The snake man withdrew a stoppered yellow bottle from an inside pocket of his cloak, twisted off the top with his pincers, and flung it at the three sorceresses. The bottle released a cloud of noxious green smoke that expanded to obscure them from view.
Synne managed to stumble to her feet and block the first few blows that came at her. Still, she was surrounded, and one dagger thrust got through, nicking her in the side. A majitsu’s shield was not all-powerful, Val knew. Not even close. They could stop blows from the weapons they could see, but could not protect themselves on all sides or from spells.
He had to help his companions. Fight it, Val. Burn the effects away. Screaming to raise his adrenaline, he managed to rise higher out of the muck, though it felt as if he were pushing through tar. He felt his magic stirring but could not seem to force it to the surface.
Synne somersaulted up and away from her attackers, landing on her heels halfway up a wall and then vaulting behind the entire group. She spun to attack with the graceful leaping movement of the majitsu, delivering a flying knee to the unfortunate fighter at the rear. The burly gypsy’s head snapped back as blood sprayed from his nose. Synne became a whirling dervish of pain, punching and kicking and spinning, silver belt bobbing, delivering knockout blow after knockout blow. Only four fighters remained to stand against her when another cone of gray light smashed into her, this one thicker and uglier than before, crushing her against a wall not far from Val. As she slumped, he saw the light in her eyes flicker and then dim.

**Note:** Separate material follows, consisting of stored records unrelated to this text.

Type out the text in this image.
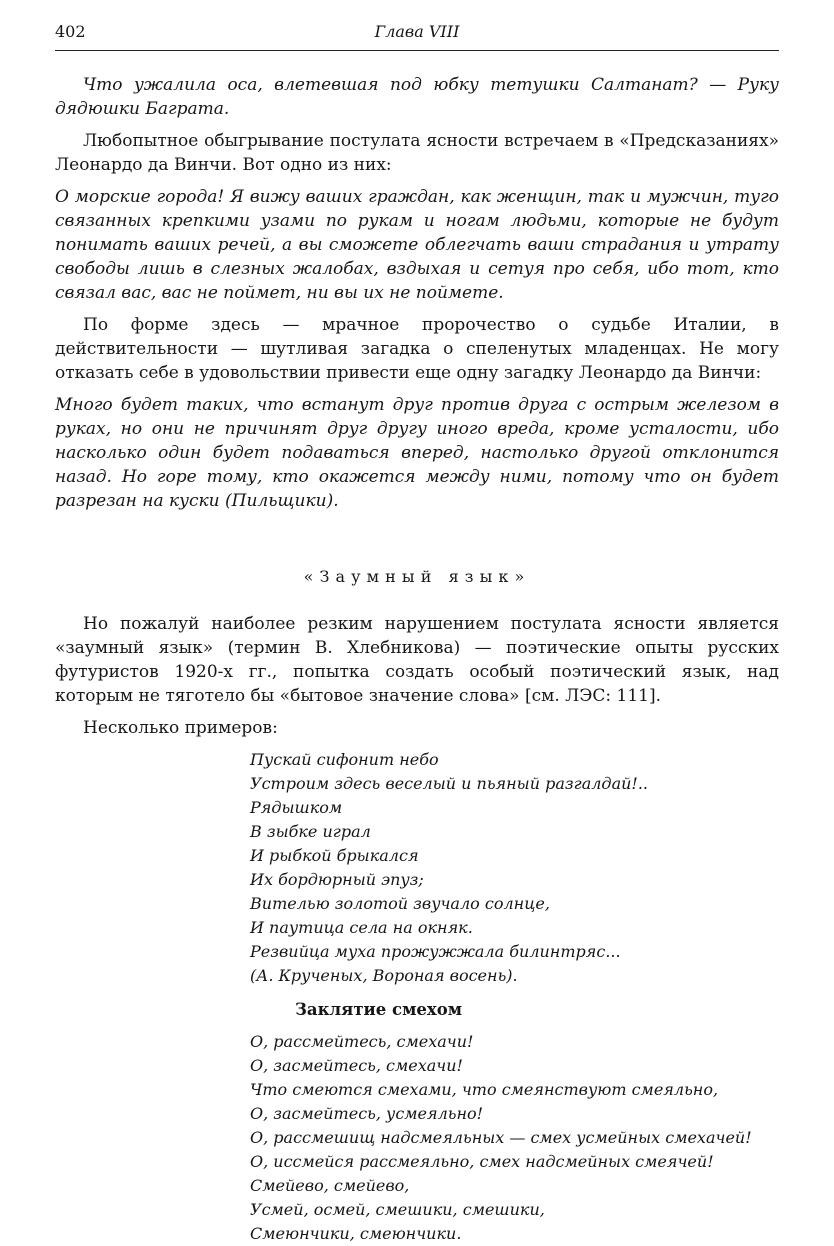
402	Глава VIII

Что ужалила оса, влетевшая под юбку тетушки Салтанат? — Руку дядюшки Баграта.

Любопытное обыгрывание постулата ясности встречаем в «Предсказаниях» Леонардо да Винчи. Вот одно из них:

О морские города! Я вижу ваших граждан, как женщин, так и мужчин, туго связанных крепкими узами по рукам и ногам людьми, которые не будут понимать ваших речей, а вы сможете облегчать ваши страдания и утрату свободы лишь в слезных жалобах, вздыхая и сетуя про себя, ибо тот, кто связал вас, вас не поймет, ни вы их не поймете.

По форме здесь — мрачное пророчество о судьбе Италии, в действительности — шутливая загадка о спеленутых младенцах. Не могу отказать себе в удовольствии привести еще одну загадку Леонардо да Винчи:

Много будет таких, что встанут друг против друга с острым железом в руках, но они не причинят друг другу иного вреда, кроме усталости, ибо насколько один будет подаваться вперед, настолько другой отклонится назад. Но горе тому, кто окажется между ними, потому что он будет разрезан на куски (Пильщики).

«Заумный язык»

Но пожалуй наиболее резким нарушением постулата ясности является «заумный язык» (термин В. Хлебникова) — поэтические опыты русских футуристов 1920-х гг., попытка создать особый поэтический язык, над которым не тяготело бы «бытовое значение слова» [см. ЛЭС: 111].

Несколько примеров:

Пускай сифонит небо
Устроим здесь веселый и пьяный разгалдай!..
Рядышком
В зыбке играл
И рыбкой брыкался
Их бордюрный эпуз;
Вителью золотой звучало солнце,
И паутица села на окняк.
Резвийца муха прожужжала билинтряс...
(А. Крученых, Вороная восень).
Заклятие смехом
О, рассмейтесь, смехачи!
О, засмейтесь, смехачи!
Что смеются смехами, что смеянствуют смеяльно,
О, засмейтесь, усмеяльно!
О, рассмешищ надсмеяльных — смех усмейных смехачей!
О, иссмейся рассмеяльно, смех надсмейных смеячей!
Смейево, смейево,
Усмей, осмей, смешики, смешики,
Смеюнчики, смеюнчики.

“Synne!” he roared, though he still couldn’t get up. A quick glance revealed that Sinias was backing towards Val, retreating before an onslaught of magical gray arrows. One of the sorceresses broke away and tried to soar through the noxious cloud he had emitted, but a fit of coughing doubled h
er over and forced her back. Still, they could bombard him from afar with impunity.
Val forced his gaze inward and snarled, reaching for the wellspring of magic, feeling it slip away whenever he tried to corral it.
The remaining fighters rushed Synne. When she tried to move, another blast of magic slammed her back into the wall. This time she collapsed. Another hit like that, Val knew, and she might not get back up.
The sight of the gypsy fighters closing on his wounded friend enraged Val so much that a flood of adrenaline caused a surge of power to burst out of him, wild and uncontrollable, sending a shock through his nerve endings and burning away the effects of the stunsphere. It also blew a hole in the sewer at his feet. Too surprised to take flight, he managed to arrest his fall at the last moment, just before he hit the patch of solid ground fifty feet below him. In the corner of his eye, barely visible in the dim light, he saw Sinias and Synne in free-fall, accompanied by a pile of muck. Val scurried aside as Synne scooped up the serpentus at the last moment and landed hard on her feet. Majitsu had a way of falling softly from great heights, and though reeling from the blasts of gray magic, she was still upright, staggering as if drunk.
A pair of arrows thunked into the ground at Val’s feet, followed by a green bolt of power. A flood of dirty light lit the darkness, illuminating the three sorcerers and the remaining fighters hovering at the edge of the hole Val had just created.
“Move!” he shouted, throwing himself away from the opening as another volley of arrows hit the ground. They had landed in a tunnel far beneath the original, a much narrower passage with rough rock walls.
After they scurried out of range, Sinias produced a silver glow orb the size of a golf ball, illuminating an intersection ahead. Val worked to fight the remaining effects of the stunsphere as he turned awkwardly back towards the hole. No one had come after them.
Synne staggered against a wall, holding her side. “Can you fight?”
Val gave a grim shake of his head. “Doubtful. I still feel fuzzy, and that blast took a lot out of me. You?”